Mas o que é um foral?
De modo aproximativo e resumido, pode dizer-se que se trata de um documento escrito (carta) outorgado pelo rei ou senhor (bispos, mestres de ordens militares, congregações monásticas, etc.) a uma certa colectividade, no qual se consignam direitos e deveres desta colectividade e dos seus membros. Frequentemente, o outorgante serviu-se desse meio para incentivar o povoamento (cartas de povoação), fomentar a agricultura e organizar a defesa, atribuindo aos habitantes de determinada área o domínio da terra e garantindo-lhes direitos e privilégios, ao mesmo tempo que lhes impunha deveres para com o concedente.

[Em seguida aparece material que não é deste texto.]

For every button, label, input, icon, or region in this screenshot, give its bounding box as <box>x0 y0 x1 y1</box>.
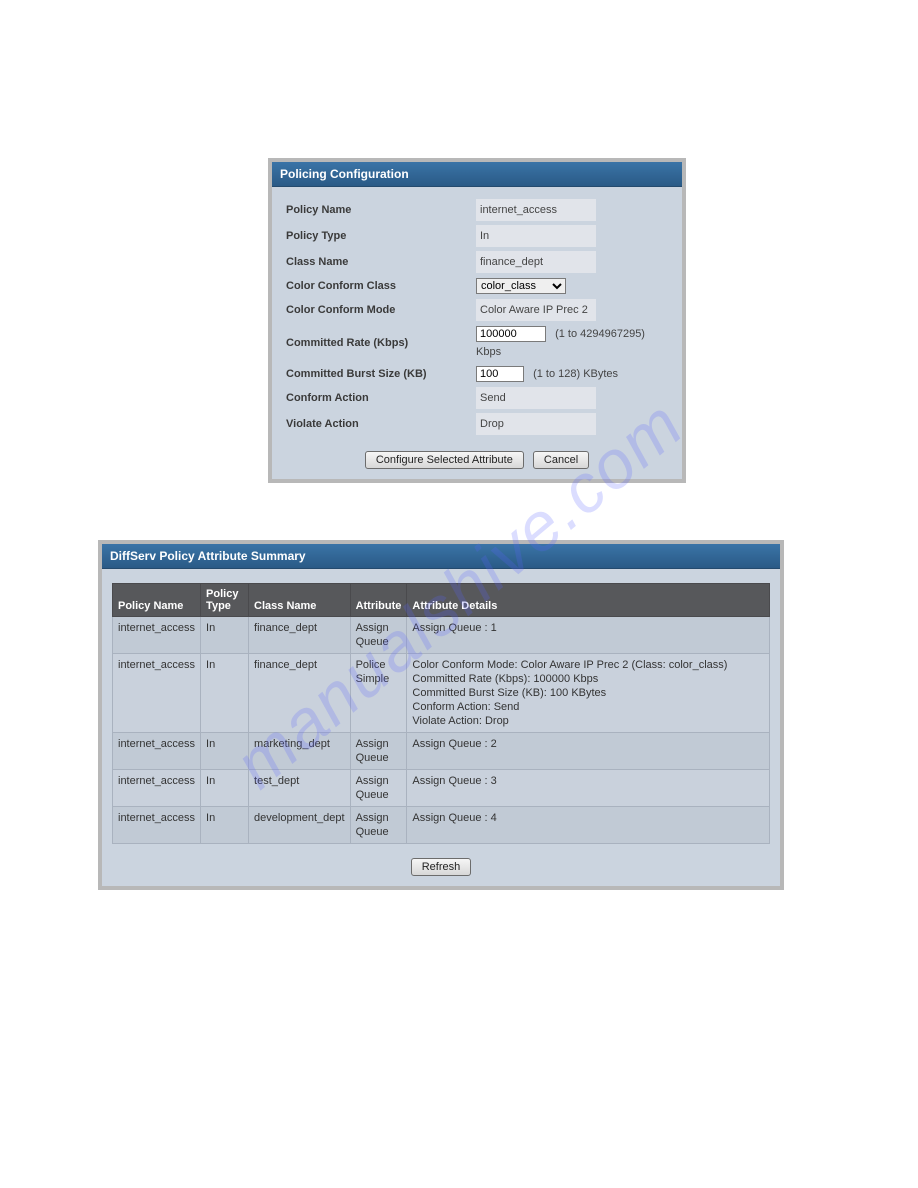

Por vezes, desprendidos daquela preocupação de povoamento, constituíam estatutos de direito local, com diversificado conteúdo. A outorga da carta de foral contribuía, naturalmente, para estimular a agregação das populações em torno de objectivos comuns e a instituição de órgãos representativos e de gestão da colectividade.

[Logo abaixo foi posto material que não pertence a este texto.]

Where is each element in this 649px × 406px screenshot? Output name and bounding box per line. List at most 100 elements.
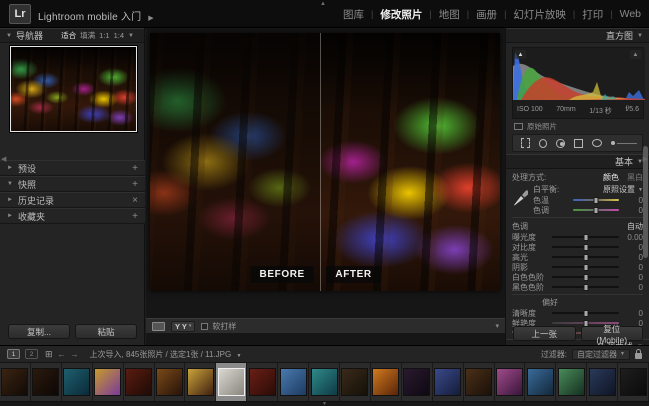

Fontes escritas de direito local, os forais, não só serviam para criar novas normas, como para o reconhecimento de outras já antes vigentes, com realce para as de carácter consuetudinário. Outorgados unilateralmente, atribuía-se-lhes, porém, valor de autêntico pacto, vinculativo para as «partes». Actos jurídicos solenes, eram concedidos «em nome de Deus», prometendo-se benção a quem fosse fiel aos respectivos compromissos e invocando a ira divina sobre quem os traísse. Entendiam-se, então, que a autoridade terrena procedia de Deus (omnis potestas a Deo) e que a lex humana se alicerçava na lex aeterna.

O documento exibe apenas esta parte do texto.